Is It Time To Give Han-Ram The Soriano Treatment?

Hanley Ramirez is one of the five most exciting players in Major League Baseball.

The Florida Marlins star is as close to a five-tool talent as South F-L-A will get. He can hit for average (.297), power (27 home runs), has good base running skills (28 steals), and is a slick fielder with a rocket for an arm.

Yet, Han-Ram is lacking in one statistical field. Runs batted in.

Despite the 57 extra-base hits and an OPS of .928, Ramirez has only 56 RBIs, which is 14 less than team leaders Mike Jacobs and Dan Uggla. Those RBI numbers are down primarily because Ramirez and his .392 OBP sit atop the Marlins' line-up.

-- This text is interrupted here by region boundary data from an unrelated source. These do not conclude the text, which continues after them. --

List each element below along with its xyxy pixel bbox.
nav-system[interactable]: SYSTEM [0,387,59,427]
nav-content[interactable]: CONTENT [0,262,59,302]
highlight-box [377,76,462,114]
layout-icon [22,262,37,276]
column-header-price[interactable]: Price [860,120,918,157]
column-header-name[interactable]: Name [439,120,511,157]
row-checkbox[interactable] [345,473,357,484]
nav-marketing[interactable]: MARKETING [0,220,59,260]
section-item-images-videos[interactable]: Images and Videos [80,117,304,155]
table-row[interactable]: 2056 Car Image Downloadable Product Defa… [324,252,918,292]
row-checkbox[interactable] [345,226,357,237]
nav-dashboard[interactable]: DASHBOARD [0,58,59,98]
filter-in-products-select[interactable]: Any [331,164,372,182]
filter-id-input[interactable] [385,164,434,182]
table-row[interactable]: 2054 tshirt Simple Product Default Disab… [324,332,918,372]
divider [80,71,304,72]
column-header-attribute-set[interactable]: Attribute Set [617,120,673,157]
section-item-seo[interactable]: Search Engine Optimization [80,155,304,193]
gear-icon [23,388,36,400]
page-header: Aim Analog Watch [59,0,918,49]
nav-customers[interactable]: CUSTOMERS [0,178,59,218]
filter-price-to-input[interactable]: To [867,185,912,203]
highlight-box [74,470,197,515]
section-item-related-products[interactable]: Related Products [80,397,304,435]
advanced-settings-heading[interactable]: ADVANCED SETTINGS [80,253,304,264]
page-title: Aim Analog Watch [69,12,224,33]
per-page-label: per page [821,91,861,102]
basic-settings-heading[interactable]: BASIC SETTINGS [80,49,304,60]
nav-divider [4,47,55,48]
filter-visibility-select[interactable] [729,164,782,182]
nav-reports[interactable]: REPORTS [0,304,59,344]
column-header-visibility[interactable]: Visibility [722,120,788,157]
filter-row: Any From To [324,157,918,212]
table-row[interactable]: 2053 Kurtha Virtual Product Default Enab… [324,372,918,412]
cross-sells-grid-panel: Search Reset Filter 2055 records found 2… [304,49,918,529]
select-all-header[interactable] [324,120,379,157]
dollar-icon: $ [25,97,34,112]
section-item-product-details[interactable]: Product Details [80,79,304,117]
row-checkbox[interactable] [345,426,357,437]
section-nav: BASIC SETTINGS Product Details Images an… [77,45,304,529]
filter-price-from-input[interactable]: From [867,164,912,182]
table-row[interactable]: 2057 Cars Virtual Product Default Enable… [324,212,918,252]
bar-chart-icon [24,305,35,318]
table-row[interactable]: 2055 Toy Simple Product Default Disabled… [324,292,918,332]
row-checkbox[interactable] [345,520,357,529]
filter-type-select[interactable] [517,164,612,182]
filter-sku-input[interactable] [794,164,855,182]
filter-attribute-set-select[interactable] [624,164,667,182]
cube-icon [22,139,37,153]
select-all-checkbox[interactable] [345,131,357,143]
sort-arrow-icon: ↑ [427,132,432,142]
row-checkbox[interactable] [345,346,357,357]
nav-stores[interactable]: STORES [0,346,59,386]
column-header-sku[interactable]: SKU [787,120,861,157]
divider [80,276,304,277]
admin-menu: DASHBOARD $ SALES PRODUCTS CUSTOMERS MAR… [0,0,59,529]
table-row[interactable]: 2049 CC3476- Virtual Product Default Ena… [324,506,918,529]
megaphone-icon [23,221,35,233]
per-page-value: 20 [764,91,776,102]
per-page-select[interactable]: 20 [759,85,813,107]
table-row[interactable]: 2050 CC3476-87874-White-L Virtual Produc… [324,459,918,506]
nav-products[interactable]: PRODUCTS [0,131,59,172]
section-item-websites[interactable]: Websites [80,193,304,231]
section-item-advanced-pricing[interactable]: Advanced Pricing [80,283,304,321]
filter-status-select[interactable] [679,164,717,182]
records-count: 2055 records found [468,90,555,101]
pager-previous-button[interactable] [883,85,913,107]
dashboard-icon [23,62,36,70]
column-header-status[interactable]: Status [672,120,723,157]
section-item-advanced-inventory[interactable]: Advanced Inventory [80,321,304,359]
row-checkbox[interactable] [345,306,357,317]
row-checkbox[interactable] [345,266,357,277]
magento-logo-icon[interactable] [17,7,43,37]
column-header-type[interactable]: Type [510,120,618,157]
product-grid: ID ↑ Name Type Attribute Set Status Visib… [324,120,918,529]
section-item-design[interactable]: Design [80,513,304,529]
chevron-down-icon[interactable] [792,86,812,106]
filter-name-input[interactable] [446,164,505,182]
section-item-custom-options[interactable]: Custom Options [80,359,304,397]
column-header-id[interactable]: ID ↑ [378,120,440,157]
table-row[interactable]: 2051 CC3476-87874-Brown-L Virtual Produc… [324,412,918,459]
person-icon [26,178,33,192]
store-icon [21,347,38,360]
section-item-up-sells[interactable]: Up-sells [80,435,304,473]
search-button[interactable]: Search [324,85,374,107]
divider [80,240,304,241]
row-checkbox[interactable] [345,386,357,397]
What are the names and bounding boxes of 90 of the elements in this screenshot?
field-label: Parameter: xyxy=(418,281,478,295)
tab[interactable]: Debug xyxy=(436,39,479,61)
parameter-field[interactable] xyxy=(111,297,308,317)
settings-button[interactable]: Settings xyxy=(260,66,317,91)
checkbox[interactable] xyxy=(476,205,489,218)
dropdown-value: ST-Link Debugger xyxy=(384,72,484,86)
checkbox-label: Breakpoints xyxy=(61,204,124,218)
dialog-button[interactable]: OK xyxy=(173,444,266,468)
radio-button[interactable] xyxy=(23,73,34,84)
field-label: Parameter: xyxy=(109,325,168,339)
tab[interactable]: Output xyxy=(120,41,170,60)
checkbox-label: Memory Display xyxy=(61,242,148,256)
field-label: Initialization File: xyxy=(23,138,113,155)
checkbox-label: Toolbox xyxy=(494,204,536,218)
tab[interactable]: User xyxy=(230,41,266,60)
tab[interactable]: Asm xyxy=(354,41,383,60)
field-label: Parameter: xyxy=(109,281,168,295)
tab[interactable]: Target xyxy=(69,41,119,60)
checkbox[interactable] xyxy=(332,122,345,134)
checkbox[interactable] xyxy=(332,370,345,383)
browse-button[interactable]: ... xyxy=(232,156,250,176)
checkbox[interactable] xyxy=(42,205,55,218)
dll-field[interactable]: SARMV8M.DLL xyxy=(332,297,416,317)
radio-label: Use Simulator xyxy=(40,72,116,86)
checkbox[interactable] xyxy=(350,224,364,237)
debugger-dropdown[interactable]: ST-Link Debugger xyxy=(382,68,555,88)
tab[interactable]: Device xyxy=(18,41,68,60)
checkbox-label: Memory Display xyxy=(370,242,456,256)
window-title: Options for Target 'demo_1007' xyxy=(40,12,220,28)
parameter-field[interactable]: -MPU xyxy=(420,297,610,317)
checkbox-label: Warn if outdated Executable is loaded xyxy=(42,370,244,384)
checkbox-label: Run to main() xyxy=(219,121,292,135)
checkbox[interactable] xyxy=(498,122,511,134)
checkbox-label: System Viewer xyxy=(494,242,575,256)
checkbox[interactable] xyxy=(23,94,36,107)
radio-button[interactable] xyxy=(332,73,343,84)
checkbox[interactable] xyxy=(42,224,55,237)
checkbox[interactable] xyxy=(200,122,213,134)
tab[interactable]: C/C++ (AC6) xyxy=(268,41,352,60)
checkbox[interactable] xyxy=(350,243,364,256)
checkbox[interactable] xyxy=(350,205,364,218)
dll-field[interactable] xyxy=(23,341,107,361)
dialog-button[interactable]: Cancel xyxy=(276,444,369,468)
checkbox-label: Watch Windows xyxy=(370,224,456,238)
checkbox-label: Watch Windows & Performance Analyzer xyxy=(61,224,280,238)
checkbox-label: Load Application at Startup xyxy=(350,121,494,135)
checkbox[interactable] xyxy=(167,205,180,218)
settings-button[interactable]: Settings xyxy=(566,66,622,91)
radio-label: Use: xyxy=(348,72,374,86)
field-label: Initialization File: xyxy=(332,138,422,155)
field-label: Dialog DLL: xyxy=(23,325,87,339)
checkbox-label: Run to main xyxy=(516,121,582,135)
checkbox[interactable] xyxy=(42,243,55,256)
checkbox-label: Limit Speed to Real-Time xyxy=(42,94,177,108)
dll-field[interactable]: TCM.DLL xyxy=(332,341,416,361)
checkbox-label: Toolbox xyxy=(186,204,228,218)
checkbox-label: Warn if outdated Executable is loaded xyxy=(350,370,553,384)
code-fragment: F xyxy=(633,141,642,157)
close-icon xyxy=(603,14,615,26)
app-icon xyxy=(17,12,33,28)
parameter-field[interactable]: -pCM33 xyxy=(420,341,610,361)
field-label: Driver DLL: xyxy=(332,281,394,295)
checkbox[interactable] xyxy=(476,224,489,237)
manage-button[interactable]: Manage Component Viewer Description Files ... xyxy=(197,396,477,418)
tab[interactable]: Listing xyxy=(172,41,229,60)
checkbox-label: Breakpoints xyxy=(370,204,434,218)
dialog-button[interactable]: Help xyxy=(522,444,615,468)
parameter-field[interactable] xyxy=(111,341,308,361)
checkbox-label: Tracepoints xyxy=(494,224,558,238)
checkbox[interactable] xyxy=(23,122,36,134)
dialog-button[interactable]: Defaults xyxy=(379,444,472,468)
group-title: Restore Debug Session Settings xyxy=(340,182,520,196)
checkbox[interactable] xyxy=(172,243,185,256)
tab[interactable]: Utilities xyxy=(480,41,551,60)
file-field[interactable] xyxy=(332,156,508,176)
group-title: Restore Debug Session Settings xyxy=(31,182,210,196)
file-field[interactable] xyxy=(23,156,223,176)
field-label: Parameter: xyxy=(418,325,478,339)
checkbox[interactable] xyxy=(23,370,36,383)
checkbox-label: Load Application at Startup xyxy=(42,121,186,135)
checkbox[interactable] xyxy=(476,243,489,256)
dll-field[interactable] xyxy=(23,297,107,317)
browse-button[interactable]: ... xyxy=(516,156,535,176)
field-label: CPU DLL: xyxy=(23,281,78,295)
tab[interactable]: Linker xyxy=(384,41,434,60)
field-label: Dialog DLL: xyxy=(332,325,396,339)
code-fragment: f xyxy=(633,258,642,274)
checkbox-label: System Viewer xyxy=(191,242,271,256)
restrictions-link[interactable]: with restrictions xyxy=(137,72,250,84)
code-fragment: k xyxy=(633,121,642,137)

It doesn't help that the bottom of his team's order consists of Cody Ross' .257 batting average, Jeff Baker's .226 batting average and the pitcher spot.

Like his fellow Dominican Republican, Ramirez is miscast as a lead-off man and would best fit into the No. 3 slot in major league-quality line-up. You know, the one where a player with the rare combination of speed and power can thrive with high-OBP guys in front of him.

Until that day comes, Han-Ram will thrive as a 27 home run 70 RBI top-of-the-order guy.